Participants at the 2021 National 4-H Summit for Healthy Living learned how one’s zip code can predict one’s life expectancy from Katrina Badger, program officer for “Healthy Communities” for the Robert Wood Johnson Foundation (RWJF). Badger used Richmond, Virginia as an example of a city where life expectancy from one area of the city to another can differ up to 20 years, leading to a discussion of the social determinants of health. Watch Badger’s remarks below and see if the data for a city near you can be found here.
RWJF is America’s largest health philanthropy foundation.
As the nation faces an unprecedented health crisis, it is more important than ever to have health information at the local level. The Centers for Disease Control and Prevention’s 500 Cities is expanding to PLACES, a first-of-its-kind effort to release health information covering the entire United States down to the city, county, and census tract level, including rural areas, small and midsize cities.
The PLACES project includes 27 different health measures, including mental and physical health, access to health insurance and preventive screenings, for every county, city, and census tract in the U.S. The chronic disease measures focus on health outcomes, unhealthy behaviors, and prevention practices that have a substantial impact on how well and long people live. Created by the CDC in 2016 to provide city and census tract-level health data for the 500 largest cities, the 500 Cities project expanded to PLACES, providing data for the entire country with support from the Robert Wood Johnson Foundation.

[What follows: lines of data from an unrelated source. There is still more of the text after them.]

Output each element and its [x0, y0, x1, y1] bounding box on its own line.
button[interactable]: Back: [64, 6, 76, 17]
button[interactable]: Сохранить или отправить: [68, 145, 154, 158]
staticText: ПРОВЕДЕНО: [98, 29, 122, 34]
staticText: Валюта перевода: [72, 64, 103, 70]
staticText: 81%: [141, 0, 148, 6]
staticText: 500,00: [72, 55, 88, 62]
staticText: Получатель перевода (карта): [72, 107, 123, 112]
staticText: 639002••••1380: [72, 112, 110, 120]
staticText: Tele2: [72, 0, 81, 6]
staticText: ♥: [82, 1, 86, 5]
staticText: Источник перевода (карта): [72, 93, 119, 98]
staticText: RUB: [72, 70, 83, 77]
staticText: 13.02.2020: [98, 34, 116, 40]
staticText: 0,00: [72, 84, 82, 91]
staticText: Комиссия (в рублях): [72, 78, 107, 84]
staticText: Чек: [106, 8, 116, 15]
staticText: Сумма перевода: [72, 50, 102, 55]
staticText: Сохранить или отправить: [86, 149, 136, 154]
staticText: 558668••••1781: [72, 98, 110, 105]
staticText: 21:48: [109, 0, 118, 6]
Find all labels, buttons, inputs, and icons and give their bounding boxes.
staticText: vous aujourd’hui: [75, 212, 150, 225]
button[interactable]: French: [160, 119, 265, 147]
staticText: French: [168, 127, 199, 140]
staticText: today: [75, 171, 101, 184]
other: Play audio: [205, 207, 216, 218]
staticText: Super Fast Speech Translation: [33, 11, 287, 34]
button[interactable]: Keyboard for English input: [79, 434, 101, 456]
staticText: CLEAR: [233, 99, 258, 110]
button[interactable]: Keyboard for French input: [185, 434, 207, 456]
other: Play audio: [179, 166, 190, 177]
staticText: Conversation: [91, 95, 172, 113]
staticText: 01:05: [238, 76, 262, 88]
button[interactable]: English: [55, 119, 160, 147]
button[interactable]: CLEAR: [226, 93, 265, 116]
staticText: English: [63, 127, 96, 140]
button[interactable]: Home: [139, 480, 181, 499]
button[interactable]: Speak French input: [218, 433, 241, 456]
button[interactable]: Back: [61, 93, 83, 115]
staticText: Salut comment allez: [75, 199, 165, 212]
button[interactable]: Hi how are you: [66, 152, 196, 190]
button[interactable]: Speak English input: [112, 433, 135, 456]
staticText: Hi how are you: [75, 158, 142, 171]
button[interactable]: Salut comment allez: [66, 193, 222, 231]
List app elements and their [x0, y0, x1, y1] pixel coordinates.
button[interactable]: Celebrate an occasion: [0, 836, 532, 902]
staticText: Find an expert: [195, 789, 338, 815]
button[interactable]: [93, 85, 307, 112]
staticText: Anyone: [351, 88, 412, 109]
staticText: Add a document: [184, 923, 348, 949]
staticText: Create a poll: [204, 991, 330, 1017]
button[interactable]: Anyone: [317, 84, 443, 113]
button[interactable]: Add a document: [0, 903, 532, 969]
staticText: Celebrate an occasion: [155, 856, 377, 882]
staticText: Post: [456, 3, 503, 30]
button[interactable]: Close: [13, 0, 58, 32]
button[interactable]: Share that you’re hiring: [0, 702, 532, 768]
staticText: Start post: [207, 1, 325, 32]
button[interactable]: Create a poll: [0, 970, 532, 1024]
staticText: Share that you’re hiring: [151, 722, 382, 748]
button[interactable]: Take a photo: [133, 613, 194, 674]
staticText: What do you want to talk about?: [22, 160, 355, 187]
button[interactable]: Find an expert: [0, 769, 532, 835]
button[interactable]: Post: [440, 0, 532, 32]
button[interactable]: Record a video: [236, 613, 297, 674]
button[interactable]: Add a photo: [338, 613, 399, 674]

Health is created in the places where we live, work, learn, and play. Our ability to make healthy choices is dictated by the conditions of those places. Policy, Systems, and Environmental (PSE) change can influence health by changing the conditions within communities– making the healthy choice the easy choice. PSE changes often stretch beyond the benefits of programs to create population level impacts.
Explore the rich set of resources below to help to grow your community’s capacity to understand and advance policy, systems, and environmental change.
Policy, Systems, and Environmental Change Overview
Policies are written statements created and adopted by organizations, agencies, and stakeholders intended to achieve specific health goals. Policy change is a tool used by communities across the country to improve population health by advancing initiatives that can affect the behaviors of entire populations more efficiently than other tools. For example, a policy that places restrictions on unhealthy food and beverage marketing in schools reduces exposure and consumption of unhealthy food in school cafeterias.
System change involves transforming and redesigning the practices and structures within organizations, institutions or networks to promote better health outcomes. System change addresses problems on a fundamental level and often works hand-in-hand with policy change. An example of a systems change is the creation of a Farm-to-School initiative that creates processes to rebuild healthy food systems in school by serving local produce in the cafeteria and instituting food education opportunities in the classroom.
Environmental change involves transforming the economic, social, or physical contexts in the lived-environment that affect health outcomes. Environmental change strategies are often used in conjunction with other strategies to improve population health. An example of an environmental change would be to increase the number of community garden plots on vacant land to grow community engagement and improve food security.